Importantly, whether the vaccine protects against asymptomatic transmission is also unknown, notes Poland: ‘This is important because roughly half the cases are being transmitted by people who are asymptomatic.’ Vaccinated individuals may feel protected and relax protective measures such as mask wearing and social distancing. However, if infected they could still be capable of transmitting the virus, including to vulnerable individuals. ‘Some might be super spreaders, because unknown to them they might harbour the virus, not be sick, but infect other people,’ says Bridle.
Everyone was expecting around 50– 60% efficacy, so 90% is good
How long immunity will last will only become clear after rollout. Also, Poland notes that vaccine trials are being conducted in conditions of social distancing and mask wearing, ‘but what is the efficacy of the vaccine without these measures? We don’t know.’
None of this takes away from the fact that the results are encouraging. ‘If the trial continues on this path,’ says Bridle, ‘then it would almost certainly meet the requirements to receive regulatory approval, probably in early 2021.’ No mRNA vaccine for a human disease has ever been licensed, though the mRNA candidates were early frontrunners for Covid-19.
In its press release, Pfizer noted that the clinical trial will continue to final analysis when there are 164 confirmed cases of Covid-19 among participants. The company plans to apply to the US Food and Drug Administration (FDA) in the US for an Emergency Use Authorisation (EUA) after the required safety milestone is reached. This is expected in the third week of November.
Poland thinks the FDA might prefer to release the vaccine under an expanded access programme, rather than emergency authorisation. This involves providing it to a restricted group of people (such as the most at-risk and vulnerable populations) and continuing to study them. ‘I like expanded access because it preserves the integrity of other trials,’ says Poland.
Other vaccine trials could be compromised in the presence of an already authorised vaccine. Volunteers may not then want to enrol in a trial where they have a 50:50 chance of receiving a placebo. There are other arguments against EUA for a vaccine, given the lower standard of evidence required and the possibility of undue political influence.

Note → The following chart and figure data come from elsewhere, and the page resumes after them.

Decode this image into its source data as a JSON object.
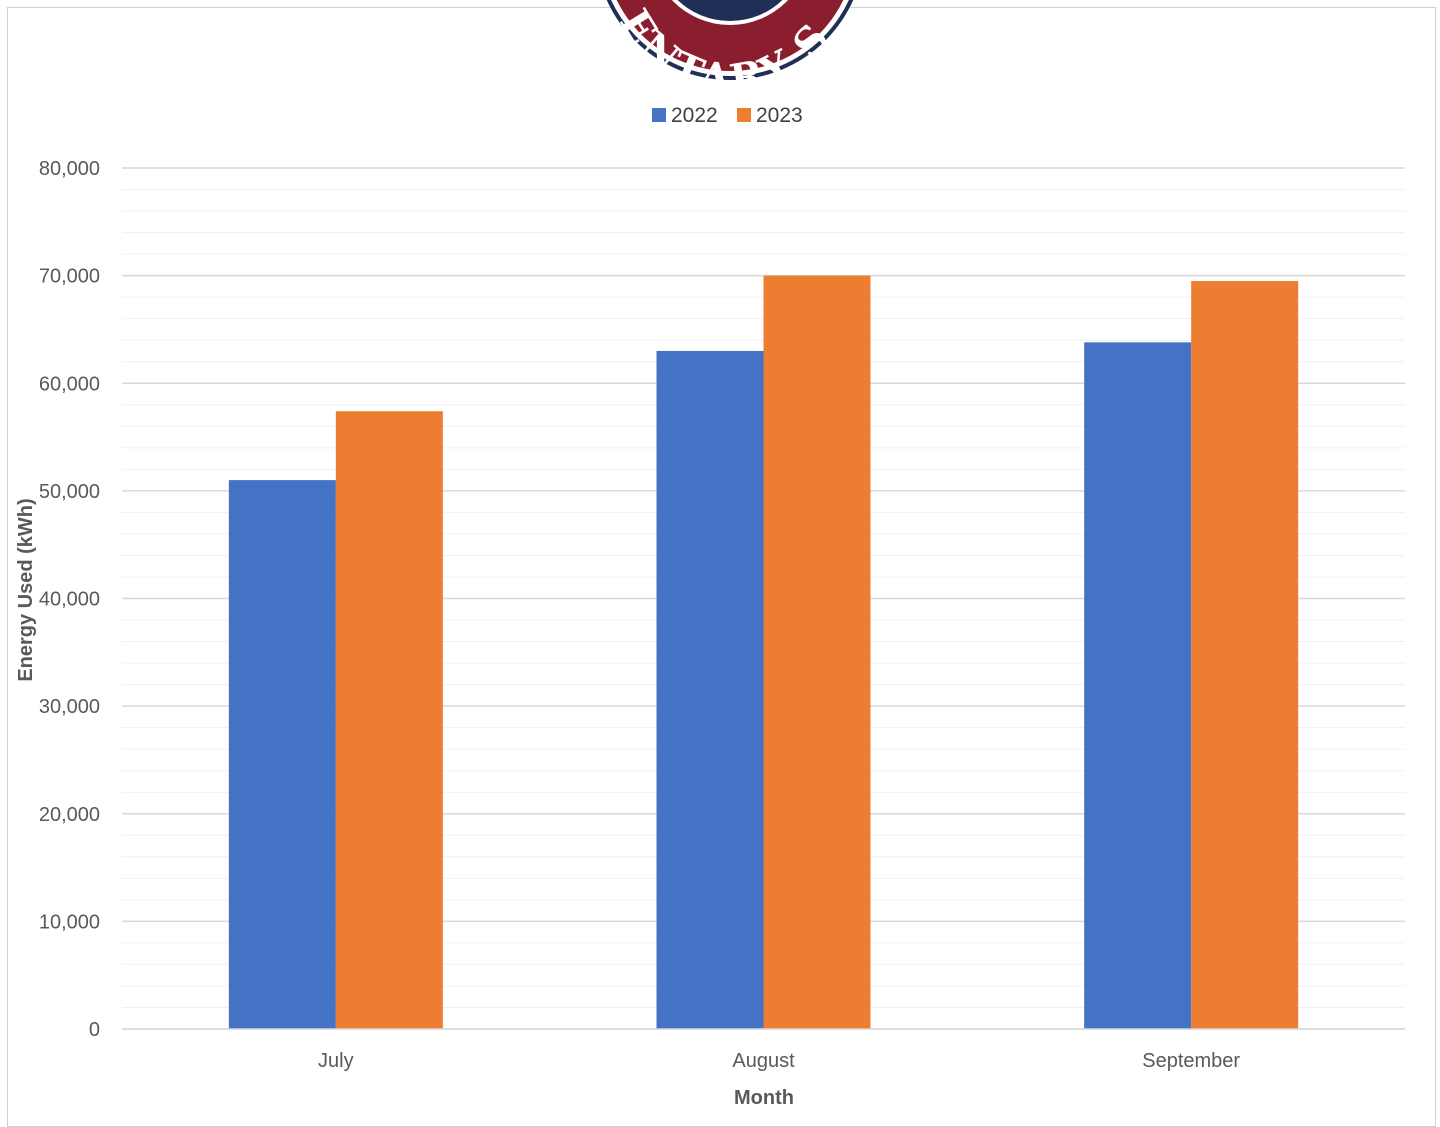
{
  "chart_data": {
    "type": "bar",
    "title": "",
    "categories": [
      "July",
      "August",
      "September"
    ],
    "series": [
      {
        "name": "2022",
        "color": "#4472C4",
        "values": [
          51000,
          63000,
          63800
        ]
      },
      {
        "name": "2023",
        "color": "#ED7D31",
        "values": [
          57400,
          70000,
          69500
        ]
      }
    ],
    "xlabel": "Month",
    "ylabel": "Energy Used (kWh)",
    "ylim": [
      0,
      80000
    ],
    "yticks": [
      "0",
      "10,000",
      "20,000",
      "30,000",
      "40,000",
      "50,000",
      "60,000",
      "70,000",
      "80,000"
    ],
    "y_major_step": 10000,
    "y_minor_step": 2000,
    "grid": true,
    "legend_position": "top"
  },
  "logo": {
    "text": "ENTARY SU",
    "ring_color": "#8B1E2E",
    "outer_color": "#1F2F55"
  }
}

Another issue with the Pfizer–BioNTech vaccine is that it must be stored at –80°C, making its transport and deployment difficult. It’s not impossible – the World Health Organization (WHO) had an Ebola vaccine in 2015 that needed to be kept super chilled – but it’s certainly challenging, as outlined by the WHO’s special envoy for Covid-19, David Nabarro, in a recent radio interview.
The Pfizer press release spurred headlines touting ‘a watershed moment’, ‘a great day for humanity’ and ‘life back to normal by spring’. Poland cautions that there is a danger that people only see the 90% headline and then get angry if the vaccine does not perform as well as that, or it doesn’t materialise in the way they expect.